Don’t Flatter Yourself

Something you will probably hear if you come out/already have heard when you came out was as gay/lesbian/bisexual/etc is, “Do you like me?” It comes in many incarnations. One friend of mine just repeatedly said, “Please don’t have a crush on me, please don’t have a crush on me, please don’t have a crush on me.” And I’m not even going to say how purely homophobic that is.

When I first identified as lesbian, I came out to a few friends. I remember several reactions. Most people were casually homophobic. They’d not say anything but ignore me completely (even if I talked to them), be generally rude, and scoff whenever I said anything related to my lesbianism. This is the type of thing that slowly but steadily breaks you, instead of the fast stuff like, “You know you’re going to hell, right?”

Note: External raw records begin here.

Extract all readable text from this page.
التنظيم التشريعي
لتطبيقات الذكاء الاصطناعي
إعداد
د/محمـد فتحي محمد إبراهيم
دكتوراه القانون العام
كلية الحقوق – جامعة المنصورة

Now, then there was my grandma. My grandma is several years behind considering my identity because she’s horribly homophobic so I opted out of telling her. But eventually it came up when I had a girlfriend. She got upset because I was talking about my girlfriend and my 5-year-old (Edit: What? He’s 7 years old now? Ooooh…) was sitting there and playing. She told me several things like how I’m mixing up “friendship” with “romance” and how she had the “same thing” when she was “my age” but then she met her current husband and “realized that was real love.” I was flabbergasted. What I expected was something far more casual like just asking me not to talk about my femalexfemale romances. I knew my grandmother was homophobic but I didn’t expect this. All I could do was just…laugh. I mean…it was like a TV show with a homophobic mother who says, “Johnny! You’re going to hell! HELL, JOHNNY!”

Let me say, though, one thing. When I was lesbian-identifying I did say something that now deeply embarrasses and bothers me. I said that Bisexual people were “greedy.” But I must say, I did not mean it and regretted it literally minutes after I said it.

So, if you’ve been following my blog for a while you may know that I’m Pansexual. Or so I say. I’m not really Pansexual. Well, I am…sort of.

I am…

Unknown-255

But I’m also Panromantic. When I say Abrosexual usually I get, “Huh? What’s that?” or “That’s not real.” So, I just ended up going with Pansexual. By now almost everybody knows that. Not even people in the LGBTQ+ community know what Abrosexuality is. I’ll have to do more on that in another post but I want to talk more about the title topic.

One of the most frustrating responses to a coming out is the “Do you like me?” response. Because what you want to say is, “Don’t flatter yourself, *sshole.” But you can’t say that unless you want to burn some serious bridges. So, what do you say instead? Uuuuum…

“No.”

It’s not as satisfying and sometimes the person won’t even believe you but…what else do you say?

“Yes, because I am gay, I am clearly attracted to everyone.”